Alexandra Turcu, die in den Niederlanden Software-Engineering studiert, gehört zu den Freiwilligen. Sie wohnt jetzt in Rumänien, besucht Fernkurse und beantwortet Anrufe, während sie ein Team von Freiwilligen leitet, von 8 Uhr morgens bis 14 Uhr. Sie erzählte uns, warum sie diese Wahl getroffen hat:
Ich habe mich für die Freiwilligenarbeit entschieden, weil ich eine Menge Leute kenne, die mit der folgenden Situation konfrontiert waren: Sie riefen das Gesundheitsamt an, aber niemand antwortete. Darüber hinaus arbeite ich seit 15 oder 16 Jahren als Freiwillige. Es gibt viele Menschen, die nicht nur mit der Krankheit zu kämpfen haben, sondern auch mit einer riesigen Bürokratie.“
Wir fragten Alexandra Turcu nach den häufigsten Anfragen, die die Menschen haben:
Im Moment sind die Bedingungen für eine Quarantäne das größte Problem.

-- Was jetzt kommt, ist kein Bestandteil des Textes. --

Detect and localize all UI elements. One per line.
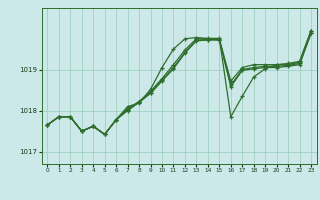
Text: Graphe pression niveau de la mer (hPa): Graphe pression niveau de la mer (hPa) <box>65 184 255 193</box>
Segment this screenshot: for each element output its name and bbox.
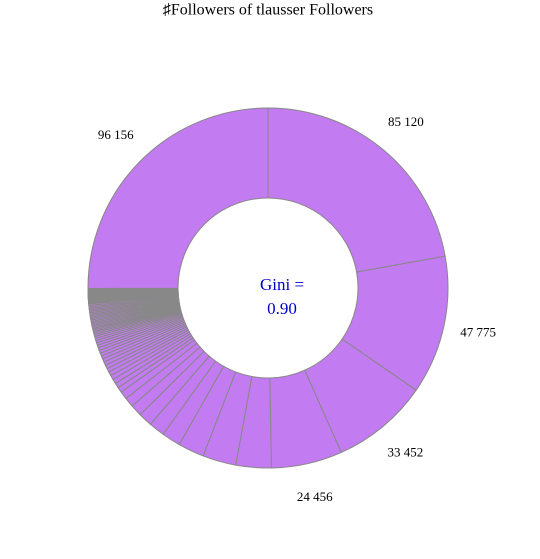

Es gibt Menschen, die keinen bezahlten Krankheitsurlaub nehmen können. Sie haben Angst, weil sie Bankkredite zahlen müssen, Kinder haben, die sie großziehen müssen, und die Feiertage nahen. Sie sind verzweifelt, weil sie die Quarantänepapiere nicht rechtzeitig erhalten. Wir versuchen, sie zu beruhigen und ihnen Informationen zu geben. Dies wäre das am weitesten verbreitete Problem. In den ersten Tagen, als wir anfingen, erhielten wir viel Dankesbezeigung von den Menschen, weil ihre Anrufe beantwortet wurden und sie am anderen Ende eine mitfühlende Stimme hatten, die ihnen zuhörte. Sie freuten sich über Rückmeldungen und konnten herausfinden, was mit ihnen oder ihren Papieren geschah. Es gibt viele Leute, die verärgert sind, aber wenn sie nach einem Gespräch mit und auflegen, tun sie das mit einem Lächeln.“
Da immer mehr Menschen ein Lächeln brauchen, sind die Menschen bei der Organisation Geeks for Democracy“ der Meinung, dass mehr Callcenter benötigt werden.